The port has eroded through the skin at the mid-chest wall (circled)
Figure 2.
(a) Computed tomography scout view of the abdomen showing the migrated hepatic artery infusion catheter located intraluminal of the small bowel (arrow). (b, c) Axial and sagittal views demonstrating the location of the catheter in the small bowel.
He was commenced on broad-spectrum intravenous antibiotics (piperacillin/tazobactam 4.5g). He was taken to theatre for removal of the port. Intraoperatively, the port site wound was extended, and the port was disconnected from the catheter. Intraoperative fluoroscopy confirmed the distal part of the catheter was intraluminal of the small bowel (Fig 3a). Contrast was flushed through the catheter with intraoperative fluoroscopy to confirm the enterocutaneous tract (Fig 3b). The catheter was pulled out easily (Fig 3d). A repeat contrast fluoroscopy was performed through the existing enterocutaneous tract to ensure there was no extravasation of the contrast intraperitoneally (Fig 3c). The wound was debrided and packed with dressings.
Figure 3.
(a) Intraoperative fluoroscopy showing the location of catheter in the small bowel (arrow). (b) Contrast placed through the catheter (arrow) to confirm the migrated catheter was in the small bowel rather than the hepatic artery. (c) Contrast placed through the fistula tract (arrow) to ensure no contract extravasation intraperitoneally after removal of the catheter. (d) The removed catheter in entirety.

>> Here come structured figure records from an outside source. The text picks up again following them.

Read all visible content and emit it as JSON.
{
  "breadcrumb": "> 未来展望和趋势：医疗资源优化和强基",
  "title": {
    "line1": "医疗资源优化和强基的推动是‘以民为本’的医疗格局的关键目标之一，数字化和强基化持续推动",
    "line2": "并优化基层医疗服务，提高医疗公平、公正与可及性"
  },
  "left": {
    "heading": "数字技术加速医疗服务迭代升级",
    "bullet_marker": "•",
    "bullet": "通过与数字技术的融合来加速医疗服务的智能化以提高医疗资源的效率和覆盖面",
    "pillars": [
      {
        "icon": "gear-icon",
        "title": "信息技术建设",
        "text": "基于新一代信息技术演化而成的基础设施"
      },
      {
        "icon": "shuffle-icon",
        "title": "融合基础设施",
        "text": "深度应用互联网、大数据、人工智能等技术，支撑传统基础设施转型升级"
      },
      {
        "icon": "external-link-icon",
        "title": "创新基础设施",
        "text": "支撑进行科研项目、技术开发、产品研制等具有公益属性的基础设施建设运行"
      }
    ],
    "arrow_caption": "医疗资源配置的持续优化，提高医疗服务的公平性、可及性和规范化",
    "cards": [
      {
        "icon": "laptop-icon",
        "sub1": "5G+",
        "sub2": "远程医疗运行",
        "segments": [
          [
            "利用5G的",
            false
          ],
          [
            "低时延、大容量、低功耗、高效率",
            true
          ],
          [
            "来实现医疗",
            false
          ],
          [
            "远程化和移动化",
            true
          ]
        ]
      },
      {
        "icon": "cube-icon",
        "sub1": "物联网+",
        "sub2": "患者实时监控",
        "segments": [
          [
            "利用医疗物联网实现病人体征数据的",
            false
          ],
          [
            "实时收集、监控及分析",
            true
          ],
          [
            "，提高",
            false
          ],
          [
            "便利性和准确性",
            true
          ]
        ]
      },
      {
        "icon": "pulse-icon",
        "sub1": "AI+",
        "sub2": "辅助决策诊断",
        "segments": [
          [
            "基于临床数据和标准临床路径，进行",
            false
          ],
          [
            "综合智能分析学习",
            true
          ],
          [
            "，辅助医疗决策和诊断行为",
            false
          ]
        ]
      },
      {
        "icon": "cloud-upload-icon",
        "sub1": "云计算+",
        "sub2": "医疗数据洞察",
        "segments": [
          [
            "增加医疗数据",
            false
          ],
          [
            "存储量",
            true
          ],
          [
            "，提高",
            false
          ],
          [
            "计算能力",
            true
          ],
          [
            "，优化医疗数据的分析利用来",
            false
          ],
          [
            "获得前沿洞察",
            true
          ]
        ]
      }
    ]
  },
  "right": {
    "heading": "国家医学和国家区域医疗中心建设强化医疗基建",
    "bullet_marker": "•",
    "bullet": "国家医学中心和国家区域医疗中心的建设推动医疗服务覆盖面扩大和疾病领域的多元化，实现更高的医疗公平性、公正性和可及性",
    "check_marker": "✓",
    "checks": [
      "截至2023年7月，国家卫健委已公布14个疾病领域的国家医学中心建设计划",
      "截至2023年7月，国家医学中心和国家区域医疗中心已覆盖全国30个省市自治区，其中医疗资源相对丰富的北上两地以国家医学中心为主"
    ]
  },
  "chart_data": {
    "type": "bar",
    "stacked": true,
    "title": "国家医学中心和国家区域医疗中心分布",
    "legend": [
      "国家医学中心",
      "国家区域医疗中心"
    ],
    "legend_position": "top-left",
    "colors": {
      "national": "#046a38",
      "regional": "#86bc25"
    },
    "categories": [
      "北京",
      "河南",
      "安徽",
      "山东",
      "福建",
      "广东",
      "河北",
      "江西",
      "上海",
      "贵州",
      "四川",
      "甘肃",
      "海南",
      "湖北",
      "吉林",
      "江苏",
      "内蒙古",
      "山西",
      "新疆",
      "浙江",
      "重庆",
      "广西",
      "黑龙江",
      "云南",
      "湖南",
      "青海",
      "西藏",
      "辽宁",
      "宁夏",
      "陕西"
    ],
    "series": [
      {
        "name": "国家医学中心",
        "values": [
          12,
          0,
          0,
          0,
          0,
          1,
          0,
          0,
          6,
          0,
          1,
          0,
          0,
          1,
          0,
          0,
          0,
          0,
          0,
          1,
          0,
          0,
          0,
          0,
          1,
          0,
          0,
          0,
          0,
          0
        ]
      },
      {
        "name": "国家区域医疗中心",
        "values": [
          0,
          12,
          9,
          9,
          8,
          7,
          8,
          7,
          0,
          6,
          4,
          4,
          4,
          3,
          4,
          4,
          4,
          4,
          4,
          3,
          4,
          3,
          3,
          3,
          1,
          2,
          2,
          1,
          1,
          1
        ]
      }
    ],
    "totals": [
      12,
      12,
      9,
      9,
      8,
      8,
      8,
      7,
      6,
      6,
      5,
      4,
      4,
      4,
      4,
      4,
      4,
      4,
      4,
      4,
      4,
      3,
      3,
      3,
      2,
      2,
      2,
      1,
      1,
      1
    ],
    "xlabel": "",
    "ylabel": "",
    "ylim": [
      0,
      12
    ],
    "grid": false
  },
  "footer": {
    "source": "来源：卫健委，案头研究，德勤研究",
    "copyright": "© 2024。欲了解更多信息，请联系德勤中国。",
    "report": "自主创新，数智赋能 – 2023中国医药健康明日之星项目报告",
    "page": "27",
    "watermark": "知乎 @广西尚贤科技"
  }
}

He was discharged home on day 2 with daily dressing changes. There was no enteric content discharge during the dressing changes. At his last clinic review, the wound had healed completely.
Discussion
The management of liver metastases from colorectal cancer has evolved significantly over the past few decades, ranging from hepatic resections, to administration of systemic chemotherapy agents, to local radiofrequency ablations. Hepatic artery infusion of chemotherapy agents has been described since the 1960s as a potential alternative route for administration of variable targeted doses of chemotherapy into the liver for management of liver metastases and primary liver cancers.1 This approach is invasive, however, and requires a laparotomy for insertion of the catheter into the junction of the gastroduodenal artery and the common hepatic artery.1
The main complications associated with HAI catheters usually occur early; they include arterial and catheter thrombosis.2 There was no evidence of thrombosis in the common hepatic artery in our case. Other complications are related to the port and catheter itself, where erosions and infections can occur. We postulate that the metal tip at the distal end of the HAI catheter caused local inflammation and led to progressive erosion through the arterial wall and adjacent small bowel.

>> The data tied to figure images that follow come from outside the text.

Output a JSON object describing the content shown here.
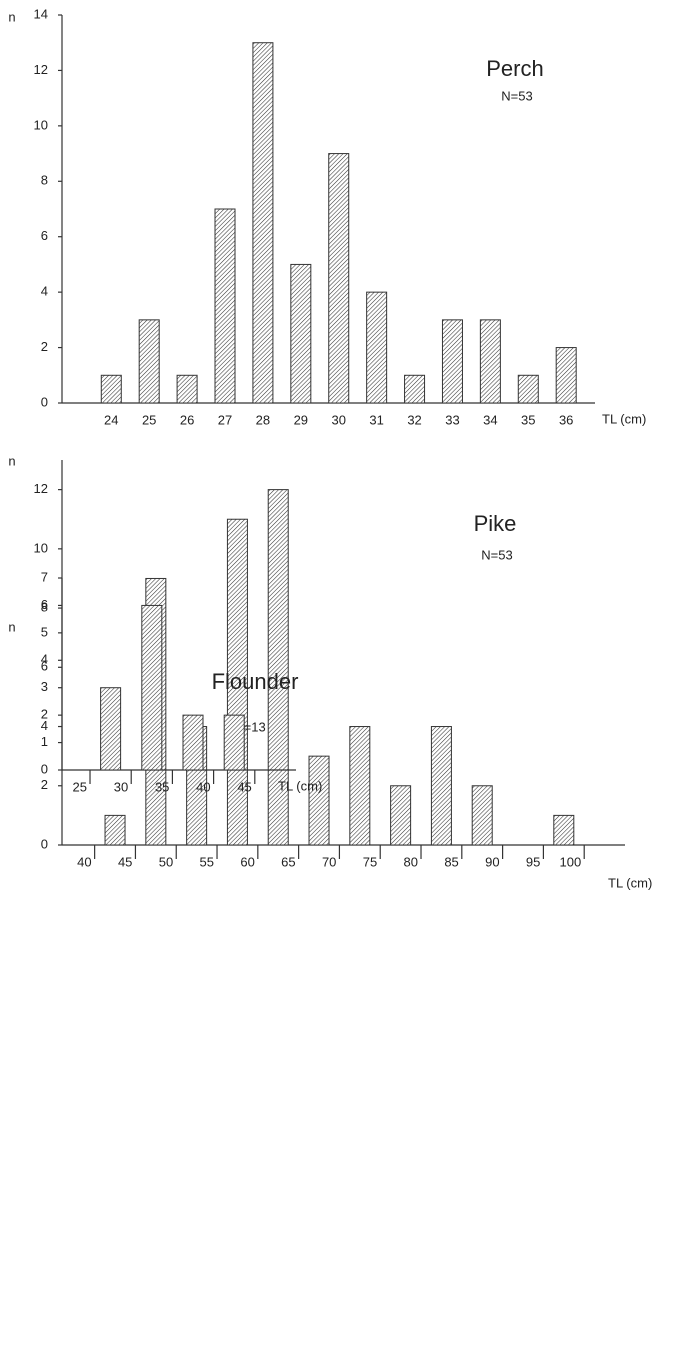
{
  "chart_data": [
    {
      "type": "bar",
      "title": "Perch",
      "subtitle": "N=53",
      "y_label": "n",
      "x_label": "TL (cm)",
      "categories": [
        "24",
        "25",
        "26",
        "27",
        "28",
        "29",
        "30",
        "31",
        "32",
        "33",
        "34",
        "35",
        "36"
      ],
      "values": [
        1,
        3,
        1,
        7,
        13,
        5,
        9,
        4,
        1,
        3,
        3,
        1,
        2
      ],
      "ylim": [
        0,
        14
      ],
      "yticks": [
        0,
        2,
        4,
        6,
        8,
        10,
        12,
        14
      ],
      "color": "#333333"
    },
    {
      "type": "histogram",
      "title": "Pike",
      "subtitle": "N=53",
      "y_label": "n",
      "x_label": "TL (cm)",
      "bins": [
        40,
        45,
        50,
        55,
        60,
        65,
        70,
        75,
        80,
        85,
        90,
        95,
        100
      ],
      "values": [
        1,
        9,
        4,
        11,
        12,
        3,
        4,
        2,
        4,
        2,
        0,
        1
      ],
      "xlim": [
        36,
        105
      ],
      "xticks": [
        40,
        45,
        50,
        55,
        60,
        65,
        70,
        75,
        80,
        85,
        90,
        95,
        100
      ],
      "ylim": [
        0,
        13
      ],
      "yticks": [
        0,
        2,
        4,
        6,
        8,
        10,
        12
      ],
      "color": "#333333"
    },
    {
      "type": "histogram",
      "title": "Flounder",
      "subtitle": "N=13",
      "y_label": "n",
      "x_label": "TL (cm)",
      "bins": [
        25,
        30,
        35,
        40,
        45
      ],
      "values": [
        3,
        6,
        2,
        2
      ],
      "xlim": [
        21.6,
        50
      ],
      "xticks": [
        25,
        30,
        35,
        40,
        45
      ],
      "ylim": [
        0,
        7
      ],
      "yticks": [
        0,
        1,
        2,
        3,
        4,
        5,
        6,
        7
      ],
      "color": "#333333"
    }
  ]
}
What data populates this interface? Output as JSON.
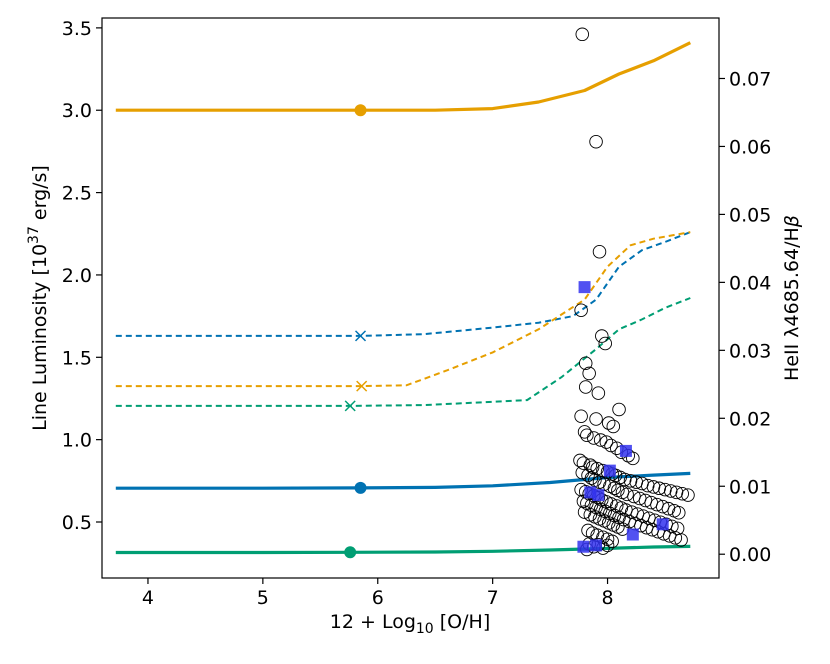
{
  "chart_data": {
    "type": "line",
    "x_axis": {
      "label_prefix": "12 + Log",
      "label_sub": "10",
      "label_suffix": " [O/H]",
      "lim": [
        3.6,
        8.97
      ],
      "ticks": [
        4,
        5,
        6,
        7,
        8
      ]
    },
    "y_left": {
      "label_prefix": "Line Luminosity [10",
      "label_sup": "37",
      "label_suffix": " erg/s]",
      "lim": [
        0.16,
        3.56
      ],
      "ticks": [
        0.5,
        1.0,
        1.5,
        2.0,
        2.5,
        3.0,
        3.5
      ],
      "tick_labels": [
        "0.5",
        "1.0",
        "1.5",
        "2.0",
        "2.5",
        "3.0",
        "3.5"
      ]
    },
    "y_right": {
      "label_prefix": "HeII λ4685.64/H",
      "label_italic": "β",
      "lim": [
        -0.0035,
        0.0789
      ],
      "ticks": [
        0.0,
        0.01,
        0.02,
        0.03,
        0.04,
        0.05,
        0.06,
        0.07
      ],
      "tick_labels": [
        "0.00",
        "0.01",
        "0.02",
        "0.03",
        "0.04",
        "0.05",
        "0.06",
        "0.07"
      ]
    },
    "colors": {
      "orange": "#E69F00",
      "blue": "#0072B2",
      "green": "#009E73",
      "squares": "#3333EE"
    },
    "solid_series": [
      {
        "name": "orange-luminosity",
        "color": "#E69F00",
        "axis": "left",
        "x": [
          3.72,
          5.0,
          5.85,
          6.5,
          7.0,
          7.4,
          7.8,
          8.1,
          8.4,
          8.72
        ],
        "y": [
          3.0,
          3.0,
          3.0,
          3.0,
          3.01,
          3.05,
          3.12,
          3.22,
          3.3,
          3.41
        ],
        "marker": {
          "x": 5.85,
          "y": 3.0
        }
      },
      {
        "name": "blue-luminosity",
        "color": "#0072B2",
        "axis": "left",
        "x": [
          3.72,
          5.0,
          5.85,
          6.5,
          7.0,
          7.5,
          8.0,
          8.4,
          8.72
        ],
        "y": [
          0.705,
          0.705,
          0.707,
          0.71,
          0.72,
          0.74,
          0.77,
          0.785,
          0.795
        ],
        "marker": {
          "x": 5.85,
          "y": 0.707
        }
      },
      {
        "name": "green-luminosity",
        "color": "#009E73",
        "axis": "left",
        "x": [
          3.72,
          5.0,
          5.76,
          6.5,
          7.0,
          7.5,
          8.0,
          8.4,
          8.72
        ],
        "y": [
          0.315,
          0.315,
          0.316,
          0.318,
          0.322,
          0.33,
          0.34,
          0.348,
          0.352
        ],
        "marker": {
          "x": 5.76,
          "y": 0.316
        }
      }
    ],
    "dashed_series": [
      {
        "name": "blue-heii-ratio",
        "color": "#0072B2",
        "axis": "left",
        "x": [
          3.72,
          5.0,
          5.85,
          6.4,
          7.0,
          7.4,
          7.7,
          7.9,
          8.1,
          8.3,
          8.5,
          8.72
        ],
        "y": [
          1.63,
          1.63,
          1.63,
          1.64,
          1.68,
          1.71,
          1.75,
          1.85,
          2.05,
          2.15,
          2.2,
          2.26
        ],
        "marker": {
          "x": 5.85,
          "y": 1.63
        }
      },
      {
        "name": "orange-heii-ratio",
        "color": "#E69F00",
        "axis": "left",
        "x": [
          3.72,
          5.0,
          5.86,
          6.25,
          6.6,
          7.0,
          7.4,
          7.8,
          8.0,
          8.2,
          8.4,
          8.72
        ],
        "y": [
          1.325,
          1.325,
          1.325,
          1.33,
          1.42,
          1.53,
          1.67,
          1.85,
          2.05,
          2.18,
          2.22,
          2.26
        ],
        "marker": {
          "x": 5.86,
          "y": 1.325
        }
      },
      {
        "name": "green-heii-ratio",
        "color": "#009E73",
        "axis": "left",
        "x": [
          3.72,
          5.0,
          5.76,
          6.4,
          7.0,
          7.3,
          7.6,
          7.9,
          8.1,
          8.3,
          8.5,
          8.72
        ],
        "y": [
          1.205,
          1.205,
          1.205,
          1.21,
          1.23,
          1.24,
          1.38,
          1.55,
          1.67,
          1.73,
          1.8,
          1.86
        ],
        "marker": {
          "x": 5.76,
          "y": 1.205
        }
      }
    ],
    "observed_circles": {
      "axis": "right",
      "x": [
        7.78,
        7.9,
        7.93,
        7.95,
        7.77,
        7.81,
        7.84,
        7.98,
        7.81,
        7.92,
        8.1,
        7.77,
        7.9,
        8.01,
        8.05,
        7.8,
        7.82,
        7.88,
        7.94,
        7.99,
        8.03,
        8.08,
        8.12,
        8.18,
        8.22,
        7.76,
        7.79,
        7.85,
        7.87,
        7.91,
        7.96,
        8.0,
        8.04,
        8.07,
        8.11,
        8.15,
        8.2,
        8.25,
        8.3,
        8.35,
        8.4,
        8.45,
        8.5,
        8.55,
        8.6,
        8.65,
        8.7,
        7.78,
        7.83,
        7.86,
        7.89,
        7.93,
        7.97,
        8.02,
        8.06,
        8.09,
        8.13,
        8.17,
        8.23,
        8.28,
        8.33,
        8.38,
        8.43,
        8.48,
        8.53,
        8.58,
        8.62,
        7.77,
        7.81,
        7.84,
        7.88,
        7.92,
        7.95,
        7.99,
        8.03,
        8.08,
        8.12,
        8.16,
        8.21,
        8.26,
        8.31,
        8.36,
        8.41,
        8.46,
        8.51,
        8.56,
        8.61,
        7.79,
        7.82,
        7.86,
        7.9,
        7.94,
        7.98,
        8.02,
        8.06,
        8.1,
        8.14,
        8.19,
        8.24,
        8.29,
        8.34,
        8.39,
        8.44,
        8.49,
        8.54,
        8.59,
        8.64,
        7.8,
        7.85,
        7.89,
        7.93,
        7.97,
        8.01,
        8.05,
        8.09,
        8.13,
        7.83,
        7.87,
        7.91,
        7.96,
        8.0,
        8.04,
        7.84,
        7.92,
        8.0,
        7.88,
        7.96,
        7.82
      ],
      "y": [
        0.0765,
        0.0607,
        0.0445,
        0.0321,
        0.0359,
        0.0281,
        0.0266,
        0.031,
        0.0246,
        0.0237,
        0.0213,
        0.0203,
        0.0199,
        0.0193,
        0.0188,
        0.018,
        0.0175,
        0.0171,
        0.0168,
        0.0165,
        0.016,
        0.0156,
        0.015,
        0.0145,
        0.0141,
        0.0138,
        0.0134,
        0.0131,
        0.0128,
        0.0126,
        0.0123,
        0.0121,
        0.0118,
        0.0116,
        0.0113,
        0.011,
        0.0108,
        0.0106,
        0.0104,
        0.0101,
        0.0099,
        0.0097,
        0.0095,
        0.0093,
        0.0091,
        0.0089,
        0.0087,
        0.012,
        0.0116,
        0.0112,
        0.0109,
        0.0106,
        0.0103,
        0.01,
        0.0097,
        0.0094,
        0.0091,
        0.0088,
        0.0085,
        0.0082,
        0.0079,
        0.0076,
        0.0073,
        0.007,
        0.0067,
        0.0064,
        0.0061,
        0.0095,
        0.0092,
        0.0089,
        0.0086,
        0.0083,
        0.008,
        0.0077,
        0.0074,
        0.0071,
        0.0068,
        0.0065,
        0.0062,
        0.0059,
        0.0056,
        0.0053,
        0.005,
        0.0047,
        0.0044,
        0.0041,
        0.0038,
        0.0078,
        0.0075,
        0.0072,
        0.0069,
        0.0066,
        0.0063,
        0.006,
        0.0057,
        0.0054,
        0.0051,
        0.0048,
        0.0045,
        0.0042,
        0.0039,
        0.0036,
        0.0033,
        0.003,
        0.0027,
        0.0024,
        0.0021,
        0.0062,
        0.0058,
        0.0055,
        0.0052,
        0.0049,
        0.0046,
        0.0043,
        0.004,
        0.0037,
        0.0035,
        0.0031,
        0.0028,
        0.0025,
        0.0022,
        0.0019,
        0.0015,
        0.0014,
        0.0013,
        0.0011,
        0.0009,
        0.0007
      ]
    },
    "observed_squares": {
      "axis": "right",
      "x": [
        7.8,
        8.16,
        8.02,
        7.92,
        7.85,
        8.22,
        8.48,
        7.79,
        7.9
      ],
      "y": [
        0.0393,
        0.0152,
        0.0123,
        0.0087,
        0.0091,
        0.0029,
        0.0044,
        0.0011,
        0.0013
      ]
    }
  }
}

In a series of 544 cases, Allen and colleagues reported their experience with HAI catheters.3 Pump-related complications were reported in up to 22% of cases. Catheter displacement and erosion were reported in 18 and 4 patients, respectively.3
A review by Barnett and colleagues that compared the complications of HAI catheters over three decades showed that port- and catheter-related complications became relatively uncommon after 1990; they included catheter displacement (3%), broken catheter (3%), port infection (2%), wound infection (<1%) and skin necrosis (<1%).2
In our case, we considered two approaches – removal of the port with debridement of the wound and acceptance of a potential low-volume controlled enterocutaneous fistula tract, or exploration of the fistula tract with small bowel resection. We decided to proceed with the former, less invasive approach, as it carries a lower risk.
We followed the rationale that there was a high possibility that the catheter had created a well-formed enterocutaneous fistula. If the enterocutaneous tract does not completely heal, a further elective procedure can be planned to manage it definitively. Nonetheless, the patient should still be informed and consented about the possibility of a laparotomy if the catheter can not be removed with the former approach.
In summary, a less invasive approach should always be undertaken in this rare scenario before embarking on major surgical intervention.